Gabrielle se tenait debout au milieu d’une pièce blanche, aux murs de lumière. Daniel était à ses côtés. Elle ignorait où elle se trouvait, tout comme elle ignorait depuis combien de temps Chaya les avait amené devant le Haut Conseil des Anciens.
Gabrielle ne les aimait pas. Depuis son arrivée devant eux, elle n’en avait vu aucun. Elle les percevait devant elle, sous leur forme originelle, mais aucun ne s’était matérialisé. Elle n’avait pu leur attribuer de visage, et cela lui avait fortement déplu. Ils n’avaient pas confiance. Elle les soupçonnait même d’avoir peur. L’inconnu était ce qui effrayait la plupart des êtres vivants. Les Anciens n’échappaient pas à cette règle.
« Avez-vous pris une décision ? demanda Daniel en s’adressant au Conseil. »
Il paraissait calme et rassurant. Gabrielle ne le regardait pas, mais elle sentait émané de lui une assurance et un sentiment de bien-être puissants. Mais cela non plus ne lui plaisait pas. Daniel avait tellement changé depuis que leur entretien avec les Anciens avait commencé. C’était comme s’il était redevenu ce qu’il avait été durant son Ascension. Un être pur mais froid.
« Oui.
- Et quelle est-elle ?
- Vous devrez vous soumettre aux règles et aux lois de notre peuple. Tous les deux. Votre liberté est à ce prix.

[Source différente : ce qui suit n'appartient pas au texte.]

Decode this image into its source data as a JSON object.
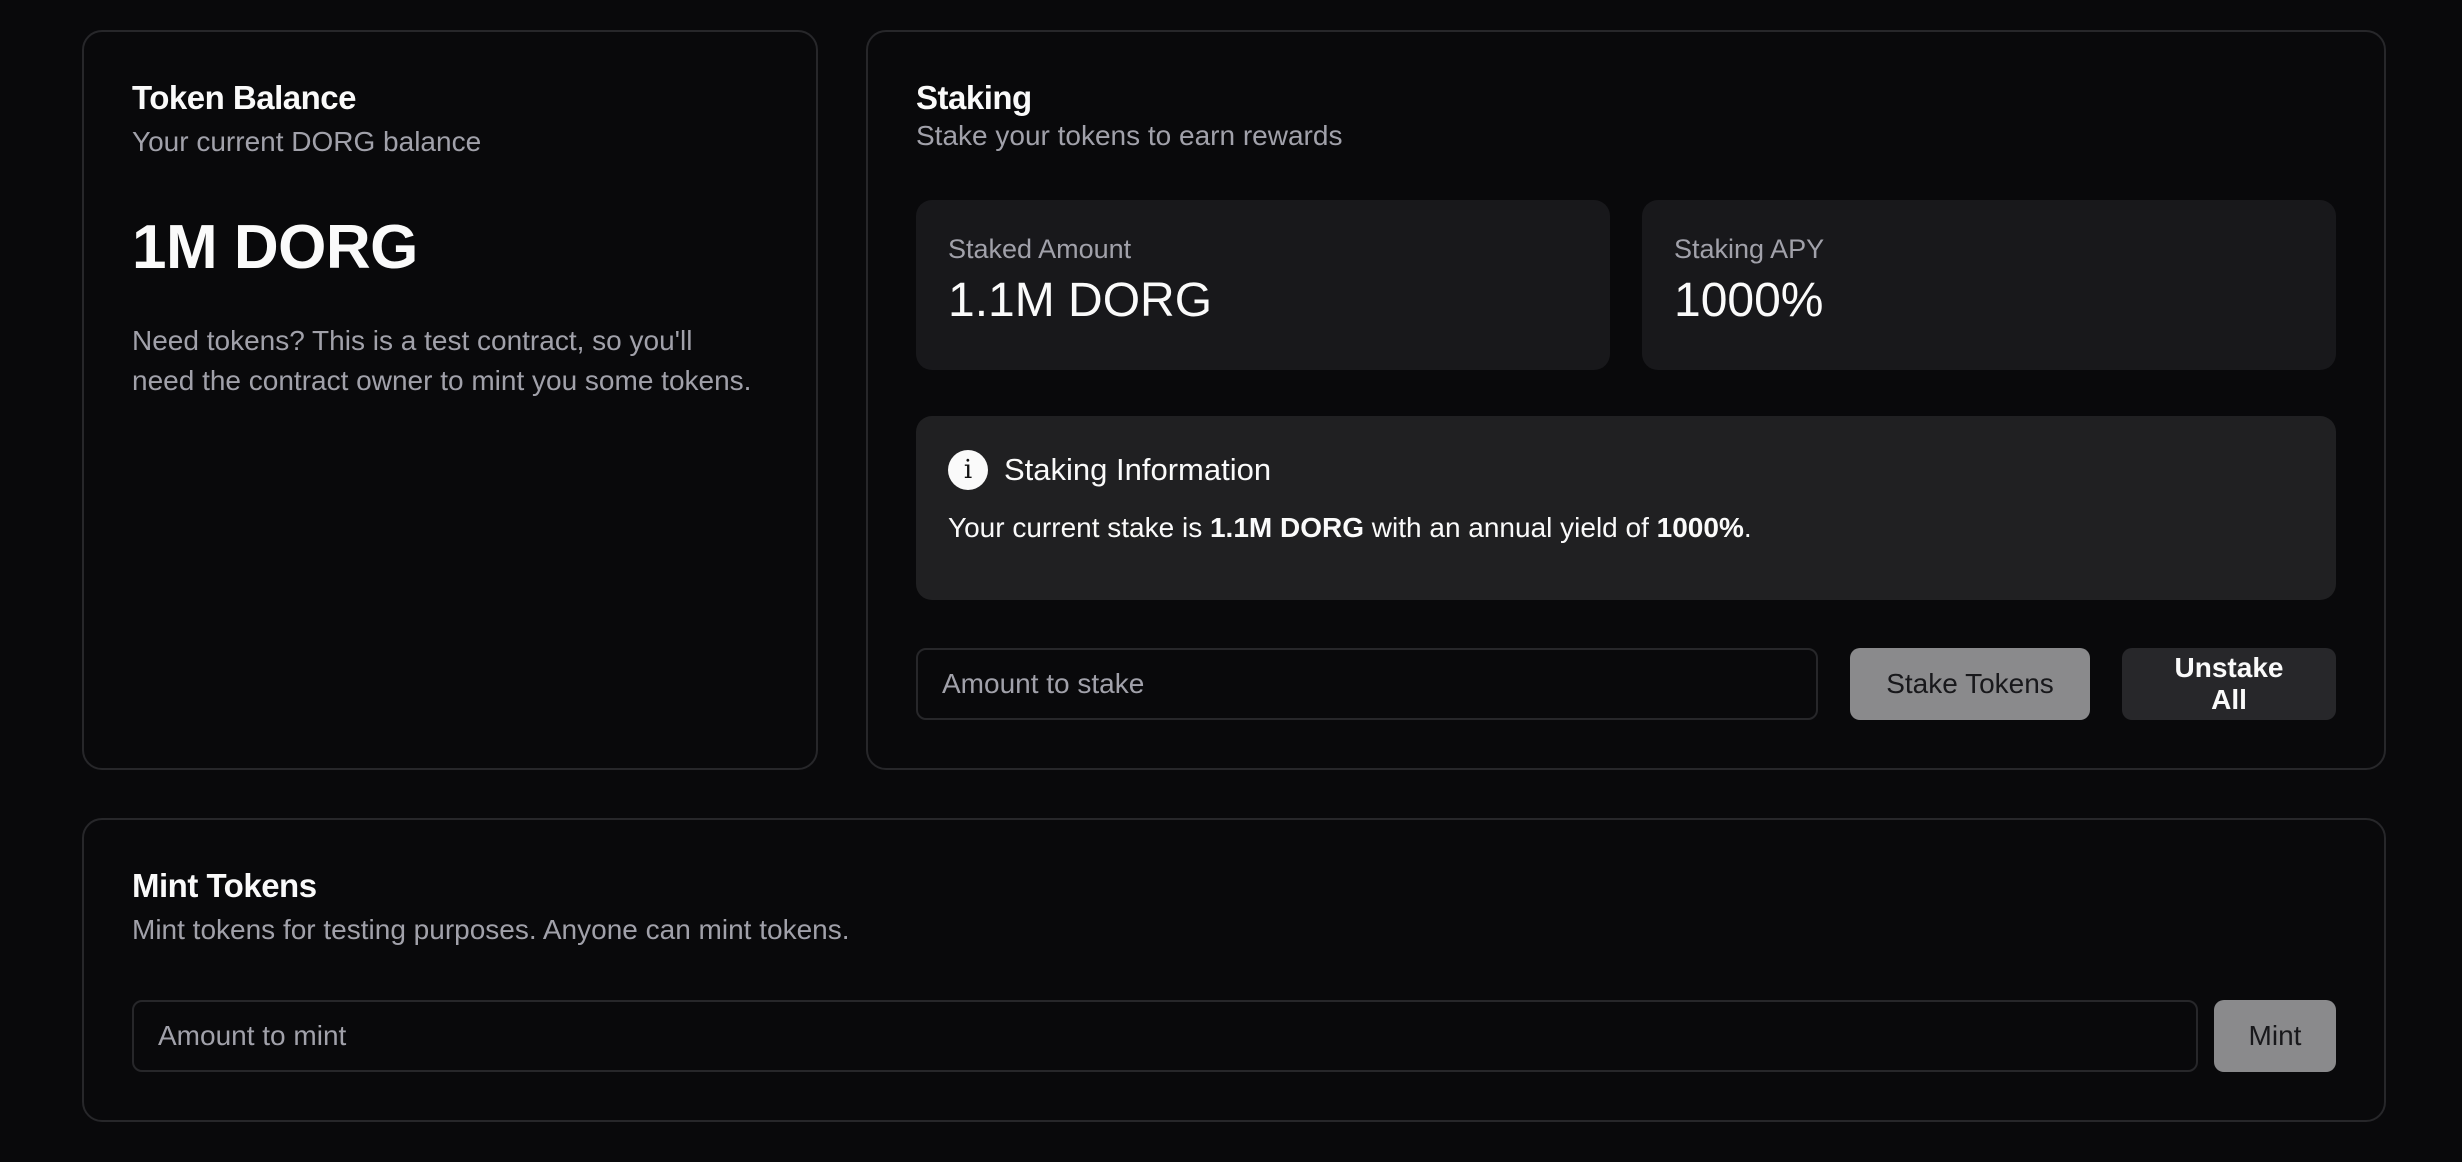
{
  "balance": {
    "title": "Token Balance",
    "description": "Your current DORG balance",
    "amount": "1M DORG",
    "hint": "Need tokens? This is a test contract, so you'll need the contract owner to mint you some tokens."
  },
  "staking": {
    "title": "Staking",
    "description": "Stake your tokens to earn rewards",
    "staked_label": "Staked Amount",
    "staked_value": "1.1M DORG",
    "apy_label": "Staking APY",
    "apy_value": "1000%",
    "info": {
      "icon": "info-icon",
      "icon_glyph": "i",
      "title": "Staking Information",
      "text_prefix": "Your current stake is ",
      "stake_amount": "1.1M DORG",
      "text_middle": " with an annual yield of ",
      "yield": "1000%",
      "text_suffix": "."
    },
    "input_placeholder": "Amount to stake",
    "stake_button": "Stake Tokens",
    "unstake_button": "Unstake All"
  },
  "mint": {
    "title": "Mint Tokens",
    "description": "Mint tokens for testing purposes. Anyone can mint tokens.",
    "input_placeholder": "Amount to mint",
    "button": "Mint"
  }
}
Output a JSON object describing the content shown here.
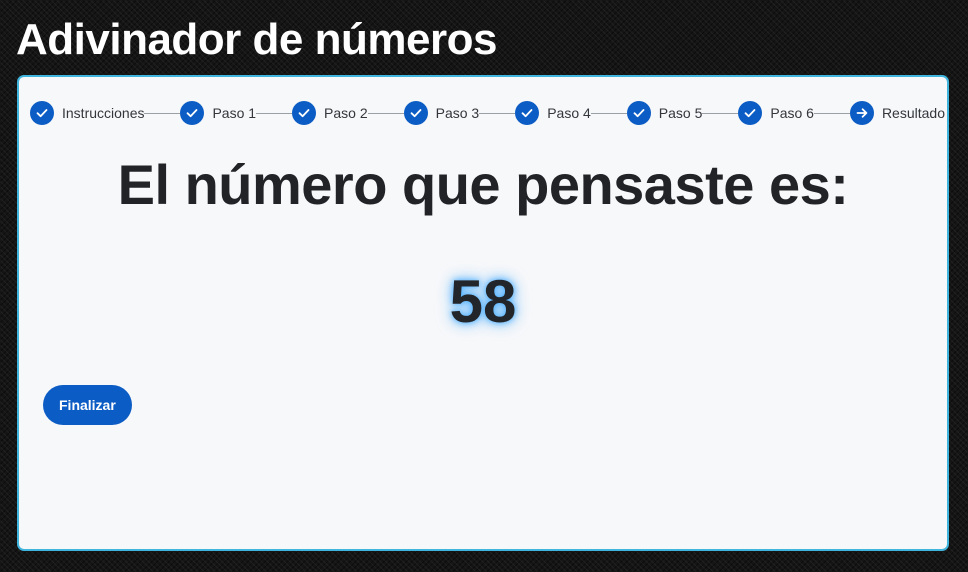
{
  "app": {
    "title": "Adivinador de números"
  },
  "stepper": {
    "steps": [
      {
        "label": "Instrucciones",
        "status": "completed",
        "icon": "check-icon"
      },
      {
        "label": "Paso 1",
        "status": "completed",
        "icon": "check-icon"
      },
      {
        "label": "Paso 2",
        "status": "completed",
        "icon": "check-icon"
      },
      {
        "label": "Paso 3",
        "status": "completed",
        "icon": "check-icon"
      },
      {
        "label": "Paso 4",
        "status": "completed",
        "icon": "check-icon"
      },
      {
        "label": "Paso 5",
        "status": "completed",
        "icon": "check-icon"
      },
      {
        "label": "Paso 6",
        "status": "completed",
        "icon": "check-icon"
      },
      {
        "label": "Resultado",
        "status": "current",
        "icon": "arrow-right-icon"
      }
    ]
  },
  "result": {
    "heading": "El número que pensaste es:",
    "number": "58"
  },
  "actions": {
    "finish_label": "Finalizar"
  },
  "colors": {
    "accent": "#0b5cc4",
    "card_border": "#3fb4dc",
    "number_glow": "#40aaff",
    "card_background": "#f7f8fa"
  }
}
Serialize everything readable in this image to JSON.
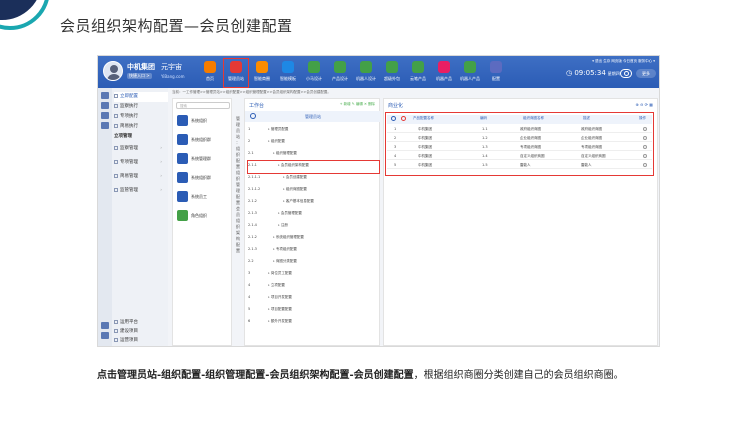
{
  "slide": {
    "title": "会员组织架构配置—会员创建配置",
    "caption_bold": "点击管理员站-组织配置-组织管理配置-会员组织架构配置-会员创建配置",
    "caption_rest": "，根据组织商圈分类创建自己的会员组织商圈。"
  },
  "app": {
    "company": "中机集团",
    "company_sub": "快捷入口 >",
    "logo": "元宇宙",
    "logo_sub": "YiBang.com",
    "header_links": "▾ 退出  生存  网页版  今日首页  服务中心 ▾",
    "clock": "09:05:34",
    "day": "星期四",
    "more": "更多",
    "nav": [
      {
        "label": "首页",
        "color": "#f57c00"
      },
      {
        "label": "管理员站",
        "color": "#e53935",
        "active": true
      },
      {
        "label": "智能商圈",
        "color": "#fb8c00"
      },
      {
        "label": "智能模板",
        "color": "#1e88e5"
      },
      {
        "label": "小马设计",
        "color": "#43a047"
      },
      {
        "label": "产品设计",
        "color": "#43a047"
      },
      {
        "label": "机器人设计",
        "color": "#43a047"
      },
      {
        "label": "超级外包",
        "color": "#43a047"
      },
      {
        "label": "云笔产品",
        "color": "#43a047"
      },
      {
        "label": "机器产品",
        "color": "#e91e63"
      },
      {
        "label": "机器人产品",
        "color": "#43a047"
      },
      {
        "label": "配置",
        "color": "#5c6bc0"
      }
    ]
  },
  "sidebar": {
    "items": [
      {
        "label": "立即配置",
        "active": true
      },
      {
        "label": "监察执行"
      },
      {
        "label": "专项执行"
      },
      {
        "label": "简易执行"
      },
      {
        "label": "立项管理",
        "header": true
      },
      {
        "label": "监察管理",
        "sub": true
      },
      {
        "label": "专项管理",
        "sub": true
      },
      {
        "label": "简易管理",
        "sub": true
      },
      {
        "label": "监管管理",
        "sub": true
      }
    ],
    "bottom": [
      {
        "label": "运用平台"
      },
      {
        "label": "建设项目"
      },
      {
        "label": "运营项目"
      }
    ]
  },
  "breadcrumb": "当前：一工作管理>>管理员站>>组织配置>>组织管理配置>>会员组织架构配置>>会员创建配置。",
  "left_panel": {
    "search_placeholder": "搜索",
    "items": [
      {
        "label": "系统组织",
        "green": false
      },
      {
        "label": "系统组织群",
        "green": false
      },
      {
        "label": "系统管理群",
        "green": false
      },
      {
        "label": "系统组织群",
        "green": false
      },
      {
        "label": "系统员工",
        "green": false
      },
      {
        "label": "角色组织",
        "green": true
      }
    ]
  },
  "vertical_text": "管理员站：组织配置组织管理配置会员组织架构配置",
  "work_panel": {
    "title": "工作台",
    "tools": "+ 新增 ✎ 编辑 ✕ 删除",
    "column": "管理员站",
    "rows": [
      {
        "n": "1",
        "t": "管理员配置",
        "indent": 1
      },
      {
        "n": "2",
        "t": "组织配置",
        "indent": 1
      },
      {
        "n": "2.1",
        "t": "组织管理配置",
        "indent": 2
      },
      {
        "n": "2.1.1",
        "t": "会员组织架构配置",
        "indent": 3
      },
      {
        "n": "2.1.1.1",
        "t": "会员创建配置",
        "indent": 4
      },
      {
        "n": "2.1.1.2",
        "t": "组织商圈配置",
        "indent": 4
      },
      {
        "n": "2.1.2",
        "t": "客户基本信息配置",
        "indent": 4
      },
      {
        "n": "2.1.3",
        "t": "会员管理配置",
        "indent": 3
      },
      {
        "n": "2.1.4",
        "t": "注册",
        "indent": 3
      },
      {
        "n": "2.1.2",
        "t": "系统组织管理配置",
        "indent": 2
      },
      {
        "n": "2.1.3",
        "t": "专项组织配置",
        "indent": 2
      },
      {
        "n": "2.2",
        "t": "商圈分类配置",
        "indent": 2
      },
      {
        "n": "3",
        "t": "岗位员工配置",
        "indent": 1
      },
      {
        "n": "4",
        "t": "立项配置",
        "indent": 1
      },
      {
        "n": "4",
        "t": "项目开发配置",
        "indent": 1
      },
      {
        "n": "5",
        "t": "项目配置配置",
        "indent": 1
      },
      {
        "n": "6",
        "t": "额外开发配置",
        "indent": 1
      }
    ]
  },
  "table_panel": {
    "title": "商业化",
    "tools": "⊕ ⊖ ⟳ ▦",
    "headers": [
      "产品配置名称",
      "编码",
      "组织商圈名称",
      "描述",
      "操作"
    ],
    "rows": [
      {
        "idx": "1",
        "name": "中机集团",
        "code": "1.1",
        "circle": "政府组织商圈",
        "desc": "政府组织商圈"
      },
      {
        "idx": "2",
        "name": "中机集团",
        "code": "1.2",
        "circle": "企业组织商圈",
        "desc": "企业组织商圈"
      },
      {
        "idx": "3",
        "name": "中机集团",
        "code": "1.3",
        "circle": "专项组织商圈",
        "desc": "专项组织商圈"
      },
      {
        "idx": "4",
        "name": "中机集团",
        "code": "1.4",
        "circle": "自定义组织商圈",
        "desc": "自定义组织商圈"
      },
      {
        "idx": "5",
        "name": "中机集团",
        "code": "1.5",
        "circle": "雷能人",
        "desc": "雷能人"
      }
    ]
  },
  "colors": {
    "accent": "#2b5cb5",
    "highlight": "#e53935"
  }
}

- Nous nous y soumettrons. »
Gabrielle se tourna vivement vers lui, indignée.
« Daniel !!! Si nous nous y soumettons, nous ne pourrons pas porter notre aide à Atlantis, ni à ceux restés sur Terre !!!
- Et si nous restons ici, sans liberté, comment les aiderons-nous ? »
Il continuait à fixer un point devant lui. Il ne lui jeta même pas un regard. Son ton était sec et sans chaleur. Une voix semblable à celle des Anciens qui les avaient jugé. Car, contrairement à ce qu’avait cru et affirmé Chaya, la convocation des Anciens n’avait pas eu pour but d’entendre l’appel à l’aide des Terriens. Le Haut Conseil s’inquiétait de l’évolution soudaine de la seconde génération de leur race. Ils voulaient simplement déterminer quels êtres avaient été engendrés par le Fléau.
Dépitée, Gabrielle regarda à nouveau face à elle. Daniel avait tort : quelle liberté leur restaient-ils s’ils devaient se soumettre aux lois Anciennes ?
« Ce n’est pas tout, continua la voix grave et glaciale de l’Ancien. Nous vous interdisons d’aider un quelconque être vivant à évoluer vers votre nouveau plan d’existence, tant que nous n’en aurons pas décidé autrement. »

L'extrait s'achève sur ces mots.